Konflik di Dago Elos mencerminkan pola konflik agraria di wilayah urban. Peneliti dari Agrarian Resource Center sekaligus mantan Komisioner Komnas HAM 2012–2017 Dianto Bachriadi menyatakan, tanah yang telah lama ditempati warga sering kali diklaim ulang saat nilainya meningkat.

“Biasanya, status hukum lahan tersebut cenderung abu-abu. Artinya, meskipun warga telah menempati tanah itu cukup lama, secara hukum formal tanah tersebut sering kali berstatus sebagai tanah negara atau eks tanah asing yang tidak lagi diurus oleh pemilik sebelumnya,” ujar Dianto, saat ditemui di Arcamanik, Kamis, 12 Juni 2025.

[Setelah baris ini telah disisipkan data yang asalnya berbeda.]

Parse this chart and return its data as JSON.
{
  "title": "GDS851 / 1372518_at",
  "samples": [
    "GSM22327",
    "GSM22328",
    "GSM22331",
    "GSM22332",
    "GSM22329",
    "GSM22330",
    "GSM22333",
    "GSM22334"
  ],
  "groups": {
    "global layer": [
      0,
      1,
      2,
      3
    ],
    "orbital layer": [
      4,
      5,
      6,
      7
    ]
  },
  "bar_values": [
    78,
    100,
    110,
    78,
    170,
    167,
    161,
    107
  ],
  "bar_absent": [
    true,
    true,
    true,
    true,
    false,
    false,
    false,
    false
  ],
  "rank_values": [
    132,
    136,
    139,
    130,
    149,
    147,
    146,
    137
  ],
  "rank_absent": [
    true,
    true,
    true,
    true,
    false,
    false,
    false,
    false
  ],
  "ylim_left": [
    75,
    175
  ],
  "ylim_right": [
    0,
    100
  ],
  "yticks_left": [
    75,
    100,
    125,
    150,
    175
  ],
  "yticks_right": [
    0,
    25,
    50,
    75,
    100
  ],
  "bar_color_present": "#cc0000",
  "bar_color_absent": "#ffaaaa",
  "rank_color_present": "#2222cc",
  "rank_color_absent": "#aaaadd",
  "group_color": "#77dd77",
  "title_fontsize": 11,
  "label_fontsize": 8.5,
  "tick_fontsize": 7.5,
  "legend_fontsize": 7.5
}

Ia menambahkan, warga seperti di Dago Elos sebenarnya berhak mengajukan kepemilikan lahan ke BPN jika telah menguasai tanah lebih dari 15 tahun tanpa sengketa.

Namun, Dianto juga menyoroti adanya keterkaitan antara konflik ini dengan proyek-proyek properti besar di sekitar kawasan Dago yang membutuhkan lahan kompensasi untuk Ruang Terbuka Hijau (RTH).

“Karena proyek tersebut tidak memiliki cukup lahan, mereka mencoba menghubungkan proyeknya dengan kawasan Dago Elos. Yang menarik, keluarga Muller menjual lahan yang diklaimnya bahkan sebelum keputusan pengadilan keluar. Ini menunjukkan bahwa motif ekonomi mendasari semua langkah ini,” ungkap Dianto.

Baca Juga: Dago Elos Menang!
Sewindu Sudah Warga Dago Elos Turun ke Jalan, dari ...

Poster perlawanan warga Dago Elos di pabrik kina Kimia Farma, Bandung, 11 Oktober 2024. (Foto: Prima Mulia/BandungBergerak)
Poster perlawanan warga Dago Elos di pabrik kina Kimia Farma, Bandung, 11 Oktober 2024. (Foto: Prima Mulia/BandungBergerak)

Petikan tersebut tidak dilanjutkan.